Primary batteries typically have a higher capacity than a secondary battery, but once it’s charge is spent, it must be replaced. Secondary batteries are gaining in popularity through their use in electric cars where it’s necessary to recharge regularly rather than replace.

Trickle Charging

Trickle charging is a method that is used with secondary batteries to help maintain their charge. This typically occurs through connecting the battery to a constant-current supply that will maintain the battery at a full charge.

Voltage

In the world of batteries, voltage is a big word that encompasses quite a few different meanings. Let’s break it down just a little.

  • Voltage: loosely defined, voltage is the pressure from a power source, such as a battery, that pushes charged electrons through a loop, creating an electrical circuit.
  • Open Circuit Voltage is the voltage measurement when the circuit is open or not drawing a load.
  • Closed Circuit Voltage is the voltage measurement when the circuit is closed or is drawing a load.
  • Nominal Voltage is the operating voltage for a particular circuit or battery system when fully charged.
  • Cut-off Voltage (also known as end-point voltage) is the voltage level at which the connected equipment will no longer operate or is unsafe to attempt operation.

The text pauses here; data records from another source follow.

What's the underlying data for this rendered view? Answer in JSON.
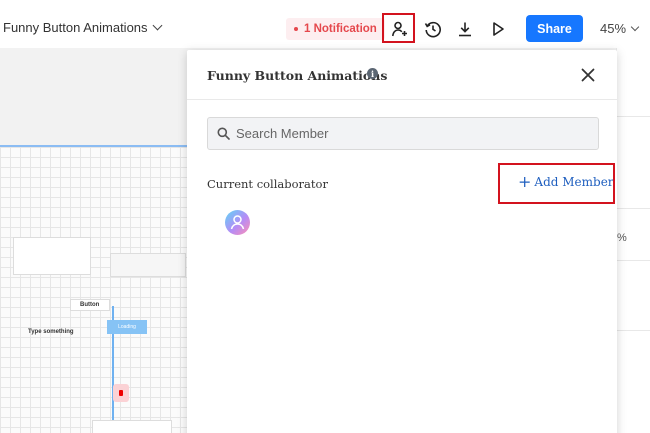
{
  "topbar": {
    "file_title": "Funny Button Animations",
    "notification": "1 Notification",
    "share_label": "Share",
    "zoom": "45%",
    "icons": [
      "add-user-icon",
      "history-icon",
      "download-icon",
      "play-icon"
    ]
  },
  "canvas": {
    "button_label": "Button",
    "input_label": "Type something",
    "loading_label": "Loading",
    "right_percent": "%"
  },
  "panel": {
    "title": "Funny Button Animations",
    "info_glyph": "i",
    "search_placeholder": "Search Member",
    "collaborator_label": "Current collaborator",
    "add_member_plus": "+",
    "add_member_label": "Add Member"
  },
  "colors": {
    "accent": "#1677ff",
    "highlight": "#d3131e",
    "notification": "#e5484d",
    "link": "#1f5fbf"
  }
}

Why is this important? Simply put, the greater the voltage, the greater the flow of electrons producing more power.

Charge Capacity

The charge capacity also referred to simply as capacity, is the measurement of amp hours that can be withdrawn from a battery under a set of specific conditions. All other factors being equal, a battery with a higher capacity will have a longer runtime. Some factors that can affect the capacity of a battery are cut-off voltage, temperature, and discharge rate.

Discharge Rate

Discharge is the conversion process that changes the chemical energy of the battery into electric energy. There are different levels of discharge.

  • High Discharge Rate is the withdrawal of large currents for a short period of time. High discharge rates typically deplete the battery within an hour.
  • Low Discharge Rate is the withdrawal of small currents for longer intervals. This allows for battery usage in excess of an hour.
  • Deep Discharge allows for withdrawal of electrical energy to the cut-off voltage before requiring recharging.

While this is far from everything worth knowing about batteries, it’s definitely a good place to start.